Now make a random change to picorv32.v and re-run the tests:

python3 ../../checks/genchecks.py
make -C checks -j$(nproc)

The check will likely fail now. (It will if the change did break ISA compliance of the core.)

If you have a 32 bit version of riscv-tools installed (riscv32-unknown-elf-gcc and riscv32-unknown-elf-objdump are in $PATH) then you can use disasm.py to display the sequence of instructions that caused the error.

Let's say liveness_ch0 is the check that failed:

python3 disasm.py checks/liveness_ch0/engine_0/trace.vcd

Or you can simply use gtkwave to display the counter example trace:

gtkwave checks/liveness_ch0/engine_0/trace.vcd checks.gtkw

Exercise 2: Build an RVFI Monitor and run it

An RVFI Monitor can be run side-by-side with your core and will detect when the core violates the ISA spec. RVFI monitors are synthesizable, so in addition to simulation they can also be used in FPGA emulation testing.

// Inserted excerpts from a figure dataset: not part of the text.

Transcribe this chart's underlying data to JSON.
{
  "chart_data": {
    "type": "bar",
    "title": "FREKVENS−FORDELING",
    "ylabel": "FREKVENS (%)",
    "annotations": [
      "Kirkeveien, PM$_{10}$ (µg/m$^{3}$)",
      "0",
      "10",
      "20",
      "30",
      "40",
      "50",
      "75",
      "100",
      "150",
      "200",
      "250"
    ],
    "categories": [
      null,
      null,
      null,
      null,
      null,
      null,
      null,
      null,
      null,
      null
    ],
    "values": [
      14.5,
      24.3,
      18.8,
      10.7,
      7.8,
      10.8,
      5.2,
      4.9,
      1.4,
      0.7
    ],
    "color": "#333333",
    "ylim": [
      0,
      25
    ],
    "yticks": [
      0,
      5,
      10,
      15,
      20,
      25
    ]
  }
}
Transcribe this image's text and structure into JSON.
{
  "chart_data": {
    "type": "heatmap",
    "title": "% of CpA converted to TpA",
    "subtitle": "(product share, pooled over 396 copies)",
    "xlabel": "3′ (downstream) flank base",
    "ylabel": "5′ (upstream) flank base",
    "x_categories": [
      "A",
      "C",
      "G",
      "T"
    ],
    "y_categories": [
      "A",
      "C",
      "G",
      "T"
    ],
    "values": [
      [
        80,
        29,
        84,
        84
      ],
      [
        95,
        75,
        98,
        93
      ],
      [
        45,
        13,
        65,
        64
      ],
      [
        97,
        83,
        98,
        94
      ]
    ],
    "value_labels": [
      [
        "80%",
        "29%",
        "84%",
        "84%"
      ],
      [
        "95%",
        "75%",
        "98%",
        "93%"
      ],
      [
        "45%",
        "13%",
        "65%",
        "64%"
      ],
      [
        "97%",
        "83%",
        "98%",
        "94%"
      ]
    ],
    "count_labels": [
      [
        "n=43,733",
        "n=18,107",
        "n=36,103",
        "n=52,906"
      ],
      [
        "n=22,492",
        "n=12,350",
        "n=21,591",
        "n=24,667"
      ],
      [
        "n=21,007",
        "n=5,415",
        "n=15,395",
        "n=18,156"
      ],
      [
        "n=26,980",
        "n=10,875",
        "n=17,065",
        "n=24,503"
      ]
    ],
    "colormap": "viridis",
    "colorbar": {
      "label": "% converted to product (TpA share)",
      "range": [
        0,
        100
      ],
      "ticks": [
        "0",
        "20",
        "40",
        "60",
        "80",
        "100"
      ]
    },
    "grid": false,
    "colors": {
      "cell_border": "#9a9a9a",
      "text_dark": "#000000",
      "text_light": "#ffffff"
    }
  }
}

Let's build an RVFI Monitor to be used with PicoRV32. PicoRV32 supports the rv32ic ISA (-i rv32ic), its RVFI port is one channel wide (-c 1), and it performs memory operations with word alignment (-a):

cd monitor
python3 generate.py -i rv32ic -c 1 -a -p picorv32_rvfimon > picorv32_rvfimon.v

Next we need to clone the PicoRV32 git repository and copy the monitor core:

git clone https://github.com/cliffordwolf/picorv32.git
cp picorv32_rvfimon.v picorv32/rvfimon.v
cd picorv32

And then run the test bench with RVFI monitor support:

make test_rvf

(You will need to make minor changes to the Makefile if you don't have an rv32i toolchain installed in /opt/riscv32i.)

You can now try making changes to picorv32.v and see if the RVFI monitor catches errors in the test bench when you re-run make test_rvf.

You can also try running generate.py with -V. This will generate a monitor that prints some information about each packet it sees on the RVFI port.